Former students recalled his open-door policy and willingness to help, even resorting at times to techniques he normally reserved for treating his pediatric patients.

"It worked, but I was chuckling inside that this technique he perfected for children worked just as well on a medical student who thought he was grown up," said Dr. Edward "Ted" Trimble in a 2008 article published in the Hopkins Medicine magazine.

Whether he was dealing with a patient or counseling an anxious medical student, Dr. Seidel valued the individual's personal history.

"Tell me about you," he would ask.

Dr.

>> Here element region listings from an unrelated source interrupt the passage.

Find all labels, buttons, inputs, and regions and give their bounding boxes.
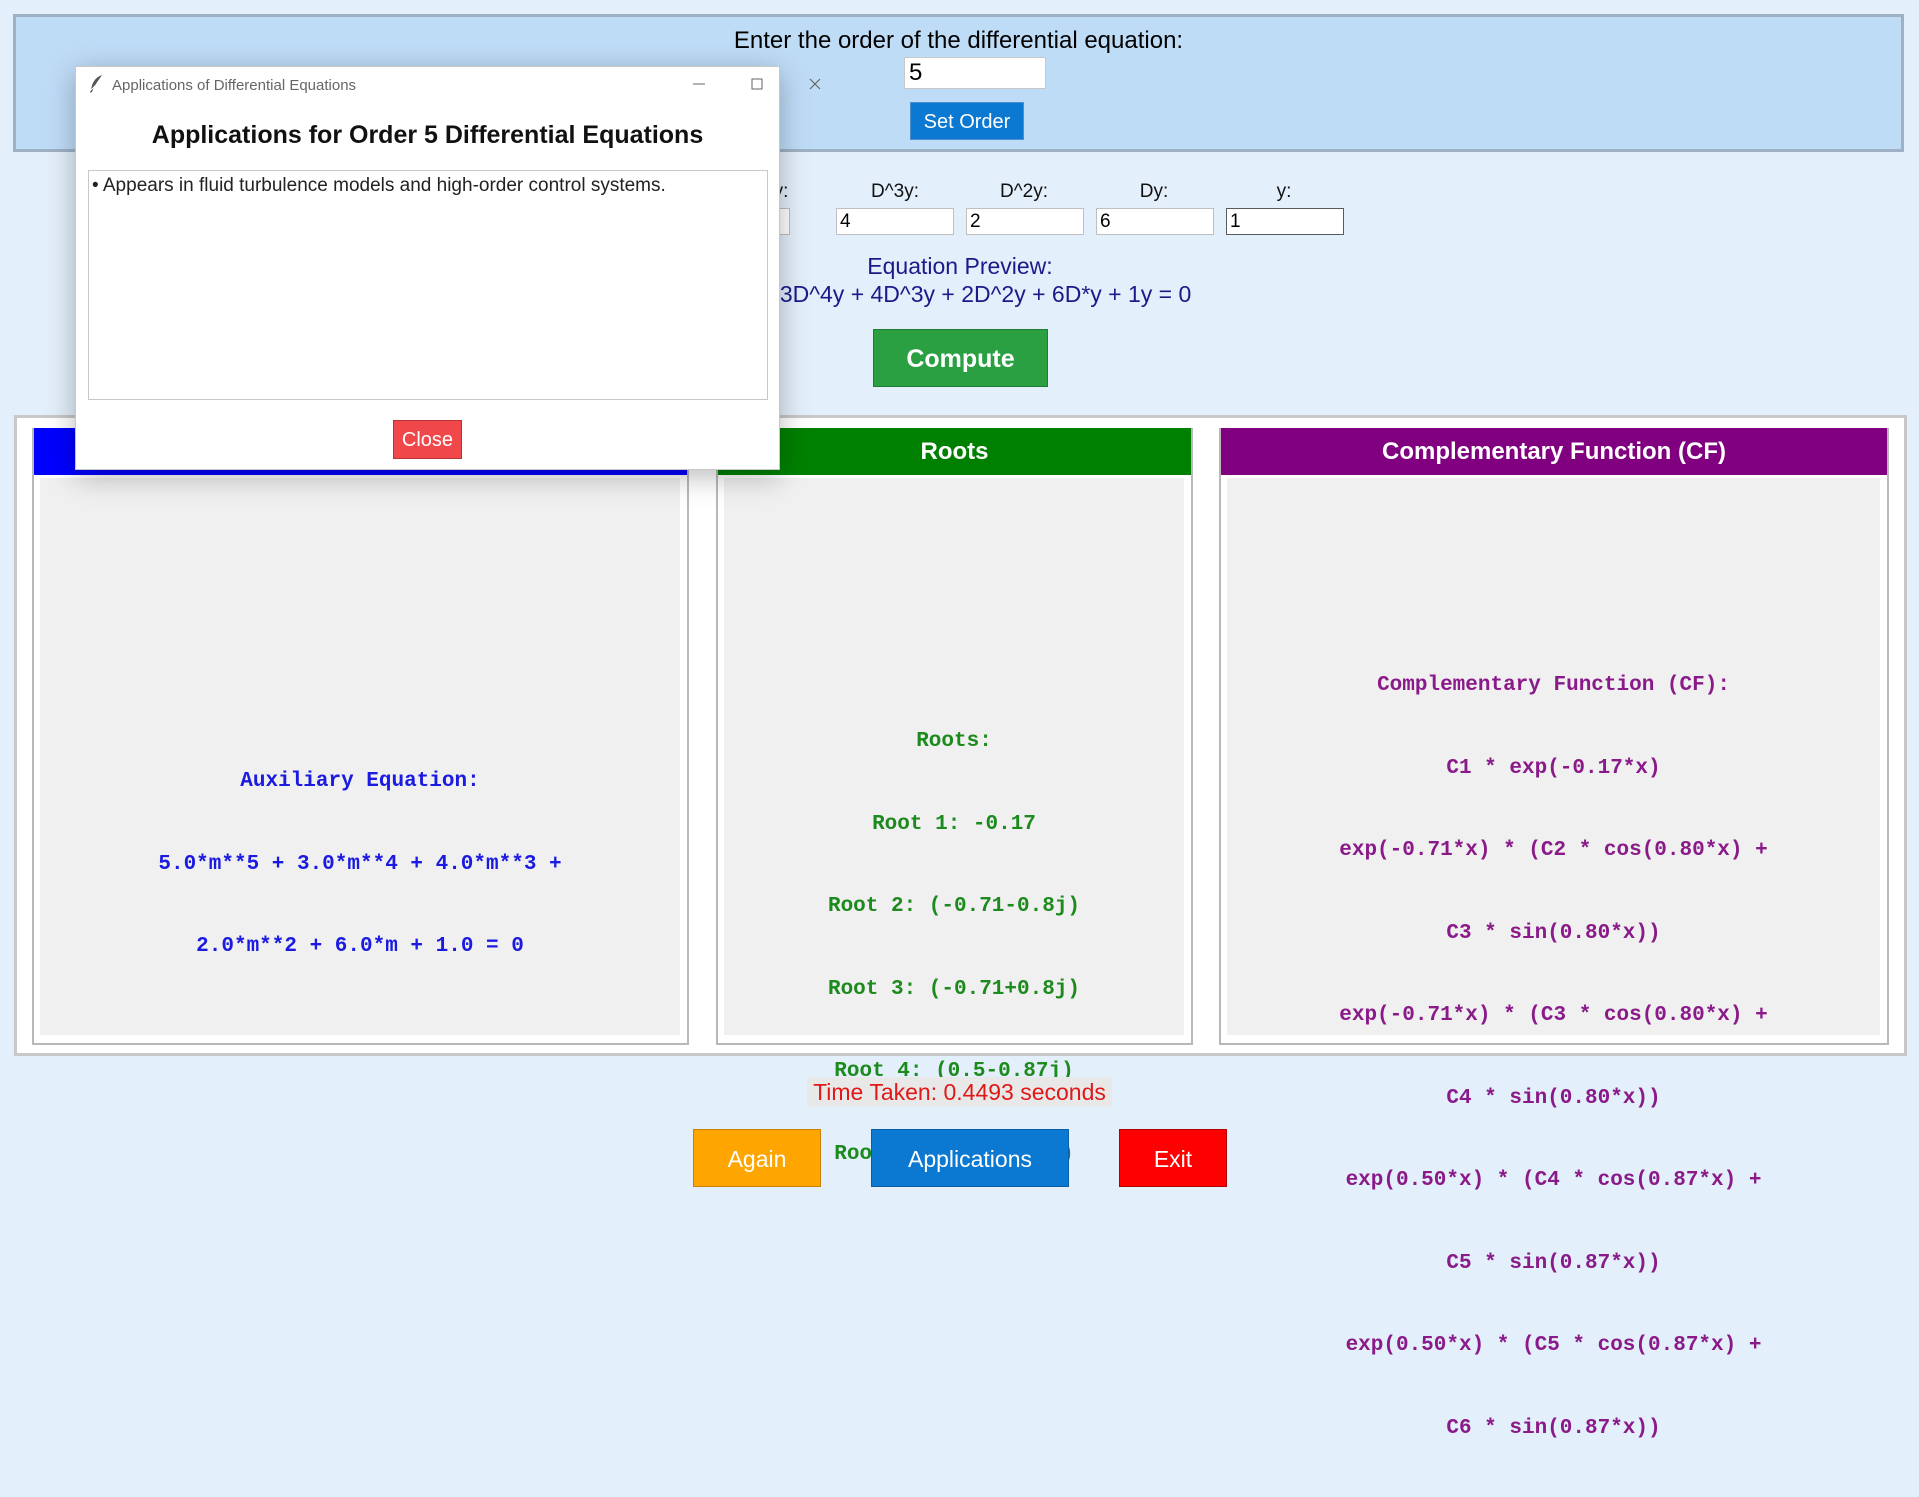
- popup-heading: Applications for Order 5 Differential Eq…: [151, 121, 704, 149]
- again-button[interactable]: Again: [693, 1129, 821, 1187]
- coef-label-y: y:: [1276, 181, 1292, 202]
- aux-line: 2.0*m**2 + 6.0*m + 1.0 = 0: [196, 935, 524, 958]
- equation-preview-title: Equation Preview:: [867, 253, 1053, 279]
- time-taken-text: Time Taken: 0.4493 seconds: [807, 1077, 1112, 1107]
- auxiliary-equation-text: Auxiliary Equation: 5.0*m**5 + 3.0*m**4 …: [40, 713, 680, 1016]
- roots-line: Roots:: [916, 730, 992, 753]
- aux-line: Auxiliary Equation:: [240, 770, 480, 793]
- cf-line: exp(-0.71*x) * (C3 * cos(0.80*x) +: [1339, 1004, 1768, 1027]
- applications-button[interactable]: Applications: [871, 1129, 1069, 1187]
- roots-line: Root 3: (-0.71+0.8j): [827, 977, 1081, 1001]
- popup-window-title: Applications of Differential Equations: [112, 77, 357, 94]
- coef-input-dy[interactable]: 6: [1096, 208, 1214, 235]
- roots-line: Root 1: -0.17: [872, 812, 1036, 836]
- cf-line: C5 * sin(0.87*x)): [1446, 1251, 1661, 1275]
- popup-text-area[interactable]: • Appears in fluid turbulence models and…: [88, 170, 768, 400]
- cf-line: C1 * exp(-0.17*x): [1446, 756, 1661, 780]
- exit-button[interactable]: Exit: [1119, 1129, 1227, 1187]
- cf-text: Complementary Function (CF): C1 * exp(-0…: [1227, 617, 1880, 1497]
- cf-pane-header: Complementary Function (CF): [1221, 428, 1887, 475]
- equation-preview: + 3D^4y + 4D^3y + 2D^2y + 6D*y + 1y = 0: [760, 281, 1192, 307]
- applications-popup-window: Applications of Differential Equations A…: [75, 66, 821, 470]
- coef-input-y[interactable]: 1: [1226, 208, 1344, 235]
- feather-icon: [88, 74, 104, 99]
- order-prompt: Enter the order of the differential equa…: [733, 27, 1184, 54]
- roots-pane-body: Roots: Root 1: -0.17 Root 2: (-0.71-0.8j…: [724, 478, 1184, 1166]
- cf-line: exp(-0.71*x) * (C2 * cos(0.80*x) +: [1339, 839, 1768, 862]
- compute-button[interactable]: Compute: [873, 329, 1048, 387]
- close-icon[interactable]: [805, 75, 825, 95]
- coef-label-d2y: D^2y:: [1000, 181, 1048, 202]
- cf-line: exp(0.50*x) * (C4 * cos(0.87*x) +: [1345, 1169, 1762, 1192]
- roots-pane-header: Roots: [718, 428, 1191, 475]
- coef-input-d2y[interactable]: 2: [966, 208, 1084, 235]
- minimize-icon[interactable]: [689, 75, 709, 95]
- popup-close-button[interactable]: Close: [393, 420, 462, 459]
- time-taken-label: Time Taken: 0.4493 seconds: [0, 1077, 1919, 1107]
- coef-input-d3y[interactable]: 4: [836, 208, 954, 235]
- popup-titlebar[interactable]: Applications of Differential Equations: [76, 67, 821, 103]
- maximize-icon[interactable]: [747, 75, 767, 95]
- order-input[interactable]: 5: [904, 57, 1046, 89]
- coef-label-d3y: D^3y:: [871, 181, 919, 202]
- aux-line: 5.0*m**5 + 3.0*m**4 + 4.0*m**3 +: [158, 852, 562, 876]
- cf-line: C3 * sin(0.80*x)): [1446, 921, 1661, 945]
- cf-pane-body: Complementary Function (CF): C1 * exp(-0…: [1227, 478, 1880, 1440]
- roots-line: Root 2: (-0.71-0.8j): [827, 895, 1081, 918]
- cf-line: C6 * sin(0.87*x)): [1446, 1416, 1661, 1440]
- coef-label-dy: Dy:: [1139, 181, 1169, 202]
- set-order-button[interactable]: Set Order: [910, 102, 1024, 140]
- cf-line: Complementary Function (CF):: [1377, 674, 1730, 697]
- auxiliary-pane-body: Auxiliary Equation: 5.0*m**5 + 3.0*m**4 …: [40, 478, 680, 1035]
- cf-line: exp(0.50*x) * (C5 * cos(0.87*x) +: [1345, 1334, 1762, 1357]
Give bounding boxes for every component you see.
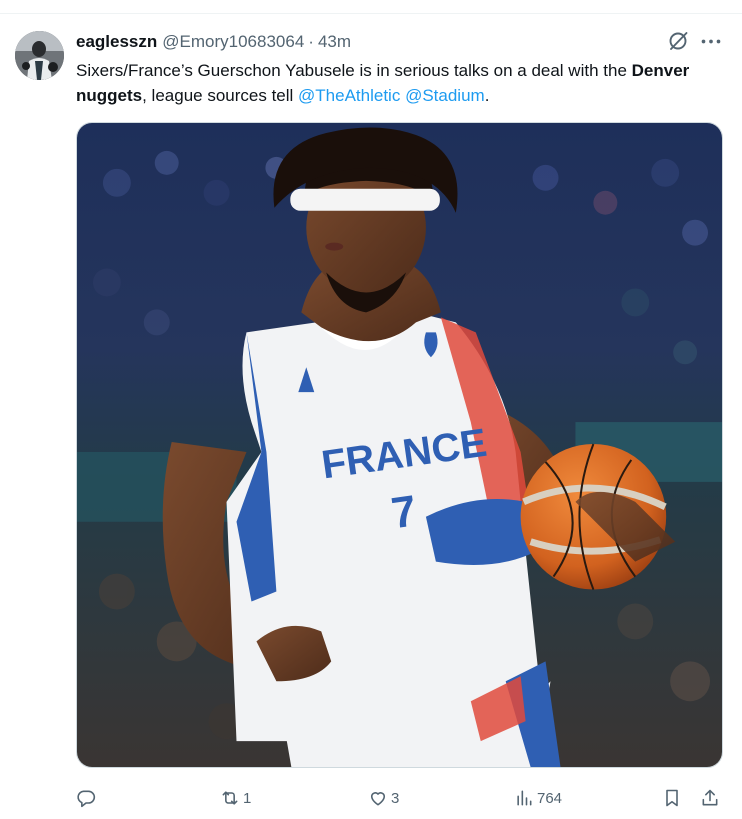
reply-button[interactable] (76, 784, 99, 812)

Seidel also endeared himself to generations of medical students when he altered the process in which they learned where they would be receiving their residency training on what is called "Match Day."

Formerly, names were posted for all to see, leaving a few at risk of being embarrassed at not finding a match. In creating an atmosphere of privacy, Dr. Seidel ordered that all students would receive an envelope informing them of their match, thus removing the possible sting of public humiliation.

Leading up to Match Day, Dr. Seidel worked feverishly to find places for those who did not receive a match.